Besides, a number of announcements for a brighter future were heard, as is the case with the final agreement that highlights that US$4 to US$6 trillion a year needs to be invested in technology and infrastructure until 2030 to reach net-zero emissions by 2050.

The Conference was also the occasion for UNEP to launch the first comprehensive Global Peatlands Assessment in almost 15 years, which stresses their importance to both biodiversity and sequestering carbon and highlights the need to invest more for their preservation.

The UN Secretary-General unveiled a US$3.1 billion plan to make sure that everyone is protected by early warning systems as a plan to speed up the deployment of “transformative” technologies.

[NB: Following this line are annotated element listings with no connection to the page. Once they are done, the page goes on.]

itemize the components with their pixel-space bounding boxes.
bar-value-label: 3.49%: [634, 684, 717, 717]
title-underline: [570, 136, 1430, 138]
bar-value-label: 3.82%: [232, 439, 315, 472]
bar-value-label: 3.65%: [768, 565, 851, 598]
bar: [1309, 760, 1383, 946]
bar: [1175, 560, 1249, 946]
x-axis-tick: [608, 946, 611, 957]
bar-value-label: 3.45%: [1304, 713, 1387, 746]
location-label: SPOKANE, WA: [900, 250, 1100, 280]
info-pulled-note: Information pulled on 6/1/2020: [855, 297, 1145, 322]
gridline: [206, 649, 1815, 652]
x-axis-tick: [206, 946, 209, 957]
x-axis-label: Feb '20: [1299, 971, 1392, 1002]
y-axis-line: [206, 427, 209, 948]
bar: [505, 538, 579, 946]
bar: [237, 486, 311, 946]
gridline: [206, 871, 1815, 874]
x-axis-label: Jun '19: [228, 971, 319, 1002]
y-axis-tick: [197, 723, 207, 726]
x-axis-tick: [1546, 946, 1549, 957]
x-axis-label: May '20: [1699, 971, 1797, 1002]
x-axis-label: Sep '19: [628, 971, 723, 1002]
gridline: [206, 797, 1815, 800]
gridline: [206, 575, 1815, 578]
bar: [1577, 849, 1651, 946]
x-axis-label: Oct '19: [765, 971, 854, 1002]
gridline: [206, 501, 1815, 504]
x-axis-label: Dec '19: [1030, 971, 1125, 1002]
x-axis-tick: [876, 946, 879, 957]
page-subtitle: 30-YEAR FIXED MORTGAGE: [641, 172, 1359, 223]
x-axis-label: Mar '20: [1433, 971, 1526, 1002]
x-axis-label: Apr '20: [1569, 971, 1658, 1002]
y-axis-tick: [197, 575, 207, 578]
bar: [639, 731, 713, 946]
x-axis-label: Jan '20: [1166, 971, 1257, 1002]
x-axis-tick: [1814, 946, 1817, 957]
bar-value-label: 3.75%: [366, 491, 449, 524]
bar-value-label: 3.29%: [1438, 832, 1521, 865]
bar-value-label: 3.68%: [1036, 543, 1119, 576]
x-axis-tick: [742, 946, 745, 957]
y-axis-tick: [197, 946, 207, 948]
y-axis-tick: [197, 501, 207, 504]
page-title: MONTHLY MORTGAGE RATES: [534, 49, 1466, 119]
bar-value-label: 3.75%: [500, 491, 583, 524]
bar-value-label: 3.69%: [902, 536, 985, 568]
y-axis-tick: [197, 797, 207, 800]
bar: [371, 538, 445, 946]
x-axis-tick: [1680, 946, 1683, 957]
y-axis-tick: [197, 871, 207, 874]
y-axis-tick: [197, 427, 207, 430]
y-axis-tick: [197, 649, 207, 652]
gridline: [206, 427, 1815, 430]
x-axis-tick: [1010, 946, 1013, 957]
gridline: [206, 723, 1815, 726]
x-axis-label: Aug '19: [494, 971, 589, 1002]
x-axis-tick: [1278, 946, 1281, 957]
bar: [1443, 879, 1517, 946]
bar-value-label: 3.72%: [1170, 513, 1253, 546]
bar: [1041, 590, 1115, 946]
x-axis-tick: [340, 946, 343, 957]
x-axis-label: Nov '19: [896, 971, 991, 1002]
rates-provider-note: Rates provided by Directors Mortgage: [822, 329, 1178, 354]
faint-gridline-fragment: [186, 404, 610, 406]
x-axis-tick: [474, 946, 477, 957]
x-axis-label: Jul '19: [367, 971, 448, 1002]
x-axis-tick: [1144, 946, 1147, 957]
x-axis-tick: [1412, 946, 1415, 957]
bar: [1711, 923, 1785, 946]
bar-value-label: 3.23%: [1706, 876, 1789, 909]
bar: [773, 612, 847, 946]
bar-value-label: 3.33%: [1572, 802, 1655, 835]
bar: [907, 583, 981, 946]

The OSS has called for more climate action to Africa,
Africa is the continent hit hardest by Climate Change and its impacts even if it has the smallest share among all world's regions greenhouse gas emissions. 

The OSS, an AF and GCF accredited entity and a connector between the Climate Funds and its members, expressed its aim to see adaptation finance for Africa, become a priority, given its vulnerability to climate change. 

Africa should be at the center of all adaptation plans and should benefit from a substantially increased share of international climate finance flows, given the scale of its adaptation needs and its renewable energy potential.

The OSS called upon the developed countries to deliver on their climate finance promises to support the just transition to a low carbon and climate resilient Africa.

It restated its commitment to fully support the African countries and to place Climate Finance and adaptation on top of its concerns. It also expressed its determination to consolidate its action with a view to identifying immediate actions to be implemented and to including initiatives and programs that can have a transformative impact on the continent.